Prigozhin made this claim in a video in which he appeared in combat uniform in front of a line of fighters carrying Russian and Wagner flags.
“Today at noon Bakmut was completely occupied,” Prigozin said. “We completely occupied the whole city from house to house.”
“This is not true, our troops are fighting in Bakhmut,” Ukrainian military spokesman Serhiy Cherevaty told Reuters.
Bakhmut has been the focus of Russia’s longest and bloodiest battle in the Ukraine war, which is coming to an end after 15 months.
As Prigogine spoke in the video, a distant explosion was heard in the background. In it, Prigozhin said he would withdraw from Bakhmut from May 25 for rest and retraining, handing over command to the Russian regular army.
Prigozhin mocked Ukrainian President Volodymyr Zelensky and US President Joe Biden at the G7 Summit in Japan on Saturday. The war in Ukraine was the top concern of world leaders at this summit.
Addressing Zelensky, Prigozin said, “If you see Biden today, kiss him on the top of his head and say hello from me.”
Prigogine repeatedly complained in the past that his army had suffered unnecessarily high losses due to inadequate military support and ammunition supplies. Earlier this month, he lashed out at Defense Minister Sergey Shoigu as he stood in a field of bloodied corpses, threatening to withdraw his troops.
Due to Russian bureaucracy and the “whims” of Mr.
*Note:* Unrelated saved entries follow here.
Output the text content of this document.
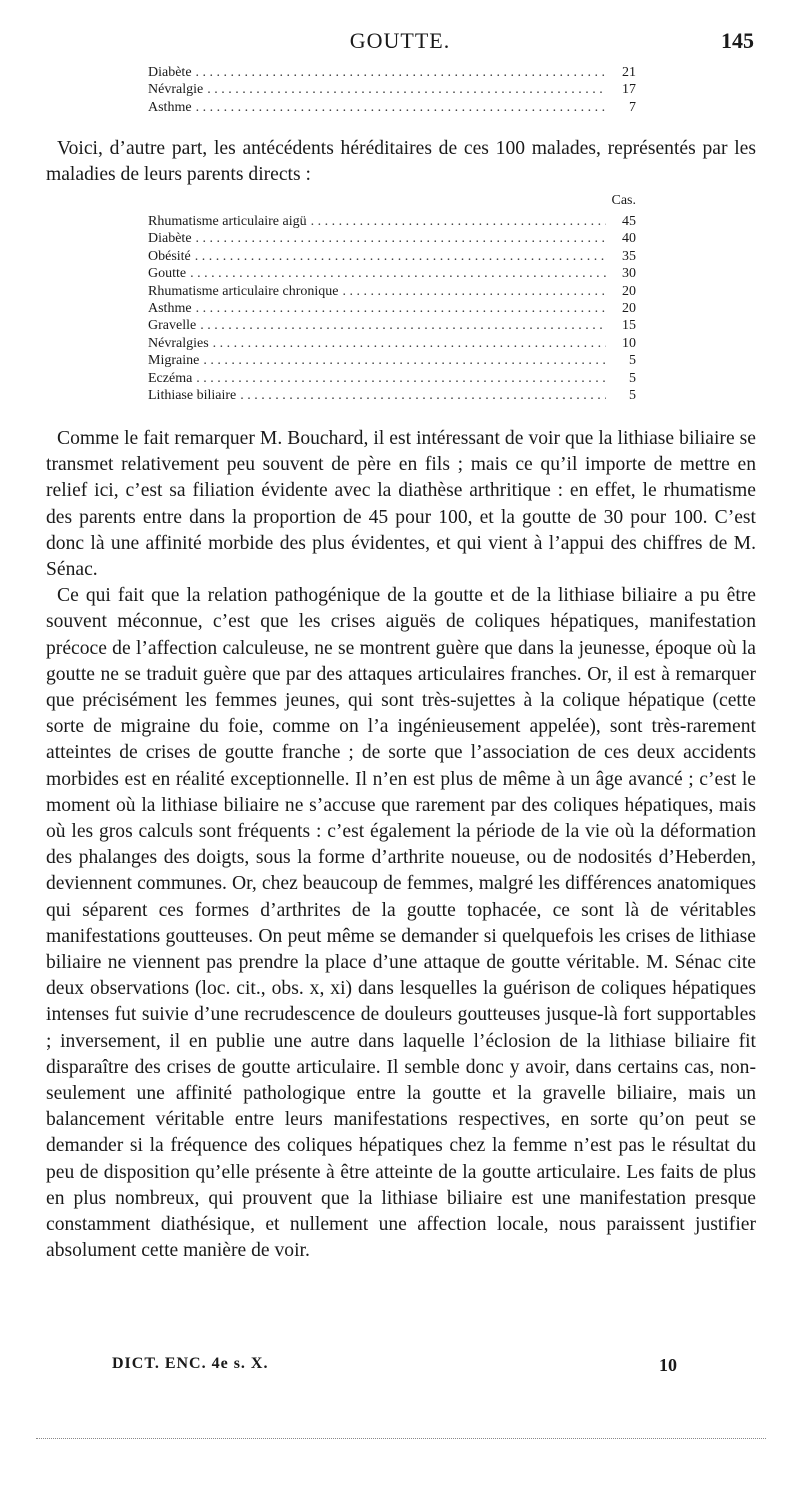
GOUTTE.	145
Diabète . . .	21
Névralgie . . .	17
Asthme . . .	7

Voici, d’autre part, les antécédents héréditaires de ces 100 malades, représentés par les maladies de leurs parents directs :

Cas.
Rhumatisme articulaire aigü . . .	45
Diabète . . .	40
Obésité . . .	35
Goutte . . .	30
Rhumatisme articulaire chronique . . .	20
Asthme . . .	20
Gravelle . . .	15
Névralgies . . .	10
Migraine . . .	5
Eczéma . . .	5
Lithiase biliaire . . .	5

Comme le fait remarquer M. Bouchard, il est intéressant de voir que la lithiase biliaire se transmet relativement peu souvent de père en fils ; mais ce qu’il importe de mettre en relief ici, c’est sa filiation évidente avec la diathèse arthritique : en effet, le rhumatisme des parents entre dans la proportion de 45 pour 100, et la goutte de 30 pour 100. C’est donc là une affinité morbide des plus évidentes, et qui vient à l’appui des chiffres de M. Sénac.

Ce qui fait que la relation pathogénique de la goutte et de la lithiase biliaire a pu être souvent méconnue, c’est que les crises aiguës de coliques hépatiques, manifestation précoce de l’affection calculeuse, ne se montrent guère que dans la jeunesse, époque où la goutte ne se traduit guère que par des attaques articulaires franches. Or, il est à remarquer que précisément les femmes jeunes, qui sont très-sujettes à la colique hépatique (cette sorte de migraine du foie, comme on l’a ingénieusement appelée), sont très-rarement atteintes de crises de goutte franche ; de sorte que l’association de ces deux accidents morbides est en réalité exceptionnelle. Il n’en est plus de même à un âge avancé ; c’est le moment où la lithiase biliaire ne s’accuse que rarement par des coliques hépatiques, mais où les gros calculs sont fréquents : c’est également la période de la vie où la déformation des phalanges des doigts, sous la forme d’arthrite noueuse, ou de nodosités d’Heberden, deviennent communes. Or, chez beaucoup de femmes, malgré les différences anatomiques qui séparent ces formes d’arthrites de la goutte tophacée, ce sont là de véritables manifestations goutteuses. On peut même se demander si quelquefois les crises de lithiase biliaire ne viennent pas prendre la place d’une attaque de goutte véritable. M. Sénac cite deux observations (loc. cit., obs. x, xi) dans lesquelles la guérison de coliques hépatiques intenses fut suivie d’une recrudescence de douleurs goutteuses jusque-là fort supportables ; inversement, il en publie une autre dans laquelle l’éclosion de la lithiase biliaire fit disparaître des crises de goutte articulaire. Il semble donc y avoir, dans certains cas, non-seulement une affinité pathologique entre la goutte et la gravelle biliaire, mais un balancement véritable entre leurs manifestations respectives, en sorte qu’on peut se demander si la fréquence des coliques hépatiques chez la femme n’est pas le résultat du peu de disposition qu’elle présente à être atteinte de la goutte articulaire. Les faits de plus en plus nombreux, qui prouvent que la lithiase biliaire est une manifestation presque constamment diathésique, et nullement une affection locale, nous paraissent justifier absolument cette manière de voir.

DICT. ENC. 4e s. X.	10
Shoigu and Chief of Staff Valery Gerasimov, “five times as many soldiers as should have died,” he said in a video on Saturday.
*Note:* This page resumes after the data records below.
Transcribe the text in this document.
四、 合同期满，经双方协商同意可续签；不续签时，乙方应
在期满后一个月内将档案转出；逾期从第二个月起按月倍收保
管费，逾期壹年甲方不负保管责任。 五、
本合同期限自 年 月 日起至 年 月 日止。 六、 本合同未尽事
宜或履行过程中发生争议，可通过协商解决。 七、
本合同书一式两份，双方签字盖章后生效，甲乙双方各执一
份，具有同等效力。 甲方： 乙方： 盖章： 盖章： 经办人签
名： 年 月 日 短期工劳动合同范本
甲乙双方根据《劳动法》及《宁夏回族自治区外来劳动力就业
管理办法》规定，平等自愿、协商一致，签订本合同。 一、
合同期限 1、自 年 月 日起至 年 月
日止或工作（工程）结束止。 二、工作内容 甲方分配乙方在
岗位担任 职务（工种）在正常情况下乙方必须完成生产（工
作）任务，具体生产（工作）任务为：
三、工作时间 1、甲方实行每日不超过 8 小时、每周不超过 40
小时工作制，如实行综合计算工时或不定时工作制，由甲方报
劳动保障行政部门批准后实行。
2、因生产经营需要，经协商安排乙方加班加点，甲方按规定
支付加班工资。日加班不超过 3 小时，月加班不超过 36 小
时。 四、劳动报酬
His declaration of victory comes after heavy fighting around the city last week when Ukraine said it had pushed back some Russian forces.
Britain’s Defense Intelligence Service said on Saturday it was “highly likely” that Russia had deployed up to several battalions to reinforce the Bakhmut district after Ukraine gained tactical superiority on the flank of the town. It said it represented a “remarkable commitment of the Russian military command”.
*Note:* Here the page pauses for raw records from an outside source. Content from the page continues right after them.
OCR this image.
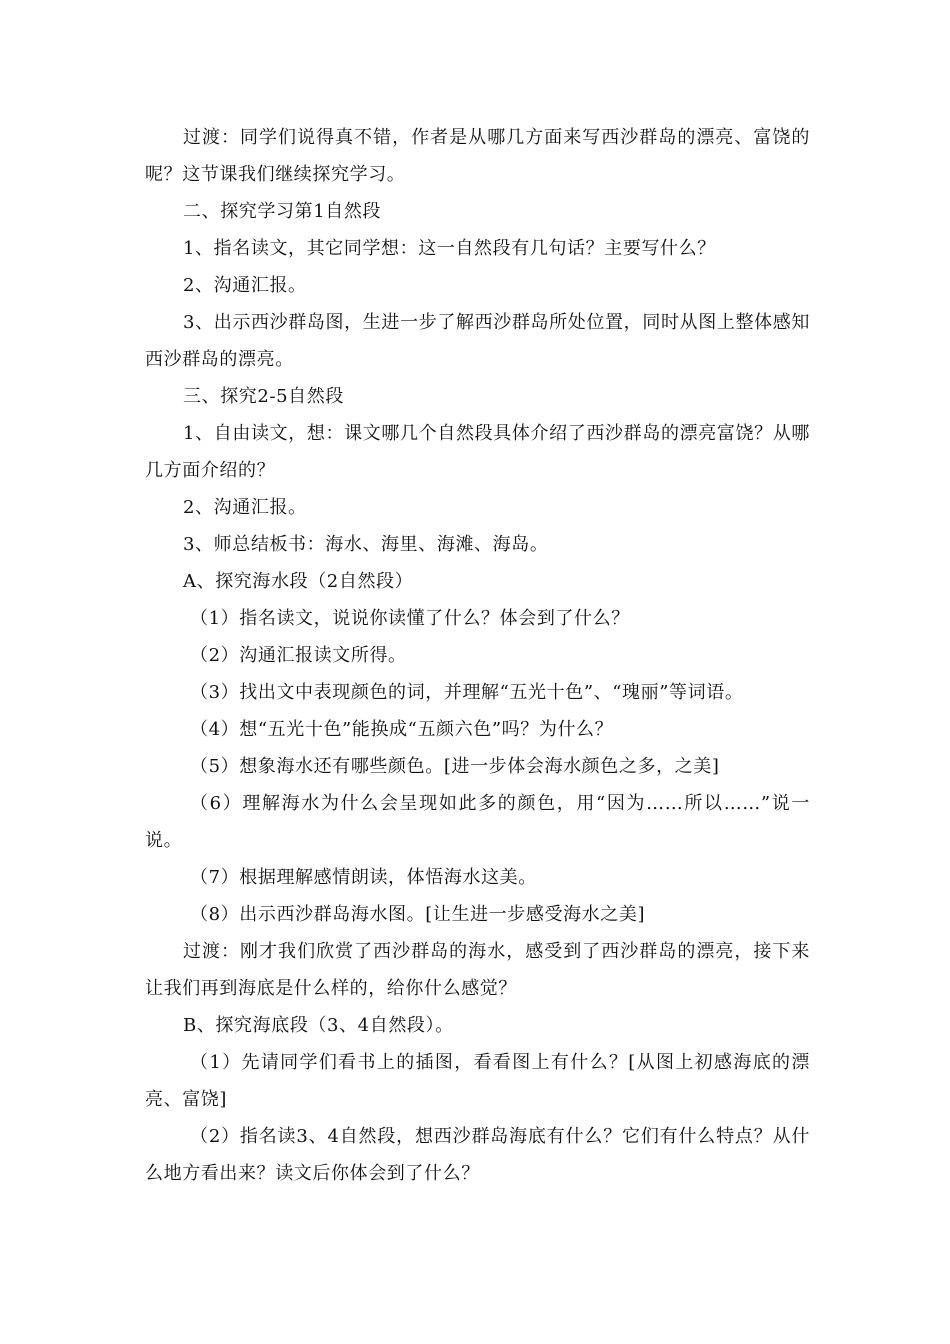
过渡：同学们说得真不错，作者是从哪几方面来写西沙群岛的漂亮、富饶的呢？这节课我们继续探究学习。

二、探究学习第1自然段

1、指名读文，其它同学想：这一自然段有几句话？主要写什么？

2、沟通汇报。

3、出示西沙群岛图，生进一步了解西沙群岛所处位置，同时从图上整体感知西沙群岛的漂亮。

三、探究2-5自然段

1、自由读文，想：课文哪几个自然段具体介绍了西沙群岛的漂亮富饶？从哪几方面介绍的？

2、沟通汇报。

3、师总结板书：海水、海里、海滩、海岛。

A、探究海水段（2自然段）

（1）指名读文，说说你读懂了什么？体会到了什么？

（2）沟通汇报读文所得。

（3）找出文中表现颜色的词，并理解“五光十色”、“瑰丽”等词语。

（4）想“五光十色”能换成“五颜六色”吗？为什么？

（5）想象海水还有哪些颜色。[进一步体会海水颜色之多，之美]

（6）理解海水为什么会呈现如此多的颜色，用“因为……所以……”说一说。

（7）根据理解感情朗读，体悟海水这美。

（8）出示西沙群岛海水图。[让生进一步感受海水之美]

过渡：刚才我们欣赏了西沙群岛的海水，感受到了西沙群岛的漂亮，接下来让我们再到海底是什么样的，给你什么感觉？

B、探究海底段（3、4自然段）。

（1）先请同学们看书上的插图，看看图上有什么？[从图上初感海底的漂亮、富饶]

（2）指名读3、4自然段，想西沙群岛海底有什么？它们有什么特点？从什么地方看出来？读文后你体会到了什么？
“Russian leadership will likely continue to view the capture of Bakhmut as an important near-term war goal, which will allow them to achieve some success in the conflict,” he said on Twitter.
Prigozhin himself admits that before the war Bahmut, a city of 70,000 people, had no strategic importance, but the intensity of the fighting and the magnitude of the losses made the city of great symbolic importance to both sides. rice field.